ELK GROVE -- An Elk Grove man who’s been fighting to get the medication he relies on to stay alive is now feeling joy and relief.
FOX40 first brought you Mark Dendy’s story on Monday after his insurer told him they’d no longer cover the drugs he needs to treat a rare disease.
Without insurance this medication would have cost Mark Dendy more than $20,000 a month.
When he reached out to FOX40, he had filed an appeal with his insurance company - trying to prove this medication was a matter of life or death and just three days after the story aired — he got the prescription for just $15.
Having eggs and coffee with his mother, Mark Dendy is getting back to his routine.
Following an experience that can only be described as “exhausting… in one word… exhausting.”
Dendy has Wilson’s Disease. For decades the drug Syprine has kept him alive.
But for 10 days, he was off his medication.
After his insurer, Sutter Health, suddenly stopped covering the pills.
He shared his story; it resonated and spread nationwide.
“My story all the sudden had legs,” Dendy said.
Dendy was feeling tremors in his hands, he was afraid his chronic disease would worsen but by Wednesday, he got the call that brought him to tears.
“Tears of exhaustion tears of elation,” Dendy expressed.
His medication was covered - once again.
“I just had to look out the window and thank God,” Dendy said.
Sutter Health tells us additional documentation were needed to prove the drugs are medically necessary:
“When a prescription requiring prior authorization is approved, this approval is sent to the member’s pharmacy of choice.”
Thursday, Dendy’s pharmacy had his pills waiting for him.
“So, I am so grateful for what I have here now. I got all 120 pills for only $15,” Dendy said.
He’s grateful.

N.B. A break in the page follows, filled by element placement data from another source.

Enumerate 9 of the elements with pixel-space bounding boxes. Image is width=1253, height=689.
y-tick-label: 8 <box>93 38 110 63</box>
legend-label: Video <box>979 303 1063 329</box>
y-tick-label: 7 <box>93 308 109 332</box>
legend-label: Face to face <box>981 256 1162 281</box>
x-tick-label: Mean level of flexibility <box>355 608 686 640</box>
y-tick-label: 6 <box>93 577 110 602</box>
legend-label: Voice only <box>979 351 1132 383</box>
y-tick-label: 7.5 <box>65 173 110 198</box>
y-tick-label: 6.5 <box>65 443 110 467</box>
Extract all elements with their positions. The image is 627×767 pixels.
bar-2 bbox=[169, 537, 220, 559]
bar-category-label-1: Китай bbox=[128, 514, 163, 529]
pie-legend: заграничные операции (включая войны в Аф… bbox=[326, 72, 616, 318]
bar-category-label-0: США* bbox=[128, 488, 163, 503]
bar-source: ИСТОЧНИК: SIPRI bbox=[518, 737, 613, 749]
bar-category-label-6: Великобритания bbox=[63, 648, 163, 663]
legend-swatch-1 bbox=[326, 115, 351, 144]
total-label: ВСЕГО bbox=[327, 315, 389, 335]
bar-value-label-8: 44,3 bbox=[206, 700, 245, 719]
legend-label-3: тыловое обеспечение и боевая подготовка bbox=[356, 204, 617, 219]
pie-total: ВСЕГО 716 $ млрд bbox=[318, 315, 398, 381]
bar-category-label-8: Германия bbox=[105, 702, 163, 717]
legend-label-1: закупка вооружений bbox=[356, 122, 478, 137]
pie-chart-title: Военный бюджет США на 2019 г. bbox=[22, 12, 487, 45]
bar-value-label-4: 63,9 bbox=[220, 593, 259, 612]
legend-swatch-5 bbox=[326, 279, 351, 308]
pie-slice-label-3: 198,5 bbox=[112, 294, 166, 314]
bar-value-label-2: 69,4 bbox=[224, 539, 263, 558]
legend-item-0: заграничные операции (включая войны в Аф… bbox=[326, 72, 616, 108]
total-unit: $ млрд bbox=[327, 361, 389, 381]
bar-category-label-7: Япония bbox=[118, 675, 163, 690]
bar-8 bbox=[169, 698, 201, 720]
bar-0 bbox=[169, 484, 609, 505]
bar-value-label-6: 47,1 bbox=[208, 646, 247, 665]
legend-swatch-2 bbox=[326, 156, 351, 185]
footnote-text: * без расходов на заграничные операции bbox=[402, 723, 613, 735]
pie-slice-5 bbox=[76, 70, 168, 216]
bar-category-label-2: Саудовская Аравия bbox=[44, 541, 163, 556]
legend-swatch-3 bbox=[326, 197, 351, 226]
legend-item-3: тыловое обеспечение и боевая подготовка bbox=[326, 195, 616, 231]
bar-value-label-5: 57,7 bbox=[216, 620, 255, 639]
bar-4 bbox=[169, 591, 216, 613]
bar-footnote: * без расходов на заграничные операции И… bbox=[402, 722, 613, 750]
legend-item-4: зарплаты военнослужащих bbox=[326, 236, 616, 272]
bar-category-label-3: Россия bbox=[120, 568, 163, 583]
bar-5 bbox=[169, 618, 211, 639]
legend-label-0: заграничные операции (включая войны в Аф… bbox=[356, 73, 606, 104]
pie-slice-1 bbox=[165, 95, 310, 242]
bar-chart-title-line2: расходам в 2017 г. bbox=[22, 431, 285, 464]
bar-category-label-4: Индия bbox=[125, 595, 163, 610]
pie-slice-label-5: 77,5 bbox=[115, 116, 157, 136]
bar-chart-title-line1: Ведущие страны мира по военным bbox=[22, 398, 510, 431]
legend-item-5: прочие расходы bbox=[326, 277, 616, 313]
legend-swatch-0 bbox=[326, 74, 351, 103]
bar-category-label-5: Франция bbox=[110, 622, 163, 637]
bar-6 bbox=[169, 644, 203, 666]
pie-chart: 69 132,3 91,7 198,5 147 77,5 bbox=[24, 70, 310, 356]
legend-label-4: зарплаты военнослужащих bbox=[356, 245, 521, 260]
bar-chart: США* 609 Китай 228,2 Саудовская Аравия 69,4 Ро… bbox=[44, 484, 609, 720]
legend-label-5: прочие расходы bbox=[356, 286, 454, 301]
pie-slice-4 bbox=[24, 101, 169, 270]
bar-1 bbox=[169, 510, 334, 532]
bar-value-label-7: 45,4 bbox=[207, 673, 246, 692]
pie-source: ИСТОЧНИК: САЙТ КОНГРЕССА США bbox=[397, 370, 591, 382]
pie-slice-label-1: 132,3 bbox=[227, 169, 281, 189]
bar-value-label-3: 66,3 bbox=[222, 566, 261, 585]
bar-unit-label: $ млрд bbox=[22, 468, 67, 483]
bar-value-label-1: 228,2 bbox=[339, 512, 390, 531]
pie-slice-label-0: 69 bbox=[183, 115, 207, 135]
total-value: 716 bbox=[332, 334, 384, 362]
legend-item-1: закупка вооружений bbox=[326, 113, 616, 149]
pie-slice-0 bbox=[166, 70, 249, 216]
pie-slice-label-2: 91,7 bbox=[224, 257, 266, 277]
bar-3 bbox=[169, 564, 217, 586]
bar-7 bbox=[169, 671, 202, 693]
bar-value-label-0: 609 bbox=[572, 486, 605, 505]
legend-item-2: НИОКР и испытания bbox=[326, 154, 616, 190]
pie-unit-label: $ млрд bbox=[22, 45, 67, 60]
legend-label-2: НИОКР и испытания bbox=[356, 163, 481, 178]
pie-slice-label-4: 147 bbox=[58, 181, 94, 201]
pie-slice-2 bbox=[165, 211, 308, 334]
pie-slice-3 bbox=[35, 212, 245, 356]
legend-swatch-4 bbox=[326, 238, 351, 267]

He won his fight but it’s not over.
“It’s not about me it might have started out about me but it’s about everybody,” Dendy said.
Dendy is now fighting for others, trying help people unsure how to navigate the process.
“I hope the people behind all this are really listening and hope they’ll open up their hearts and their minds to those that don’t have the means to put up the fight that I’m trying to put up,” Dendy said.
Dendy also got help from assembly member Jim Cooper’s office.
They reached out to the state to try and help push his appeal through.
The assemblyman told FOX in a statement:
“My office worked in coordination with the department of managed healthcare to assist Mr. Dendy. I am very happy that we could be of assistance in helping him access the medication he depends upon.”
Dendy said he has been on the phone nonstop.
He told FOX40 he has since spoken with senator Kamala Harris’ office and Dianne Feinstein’s office.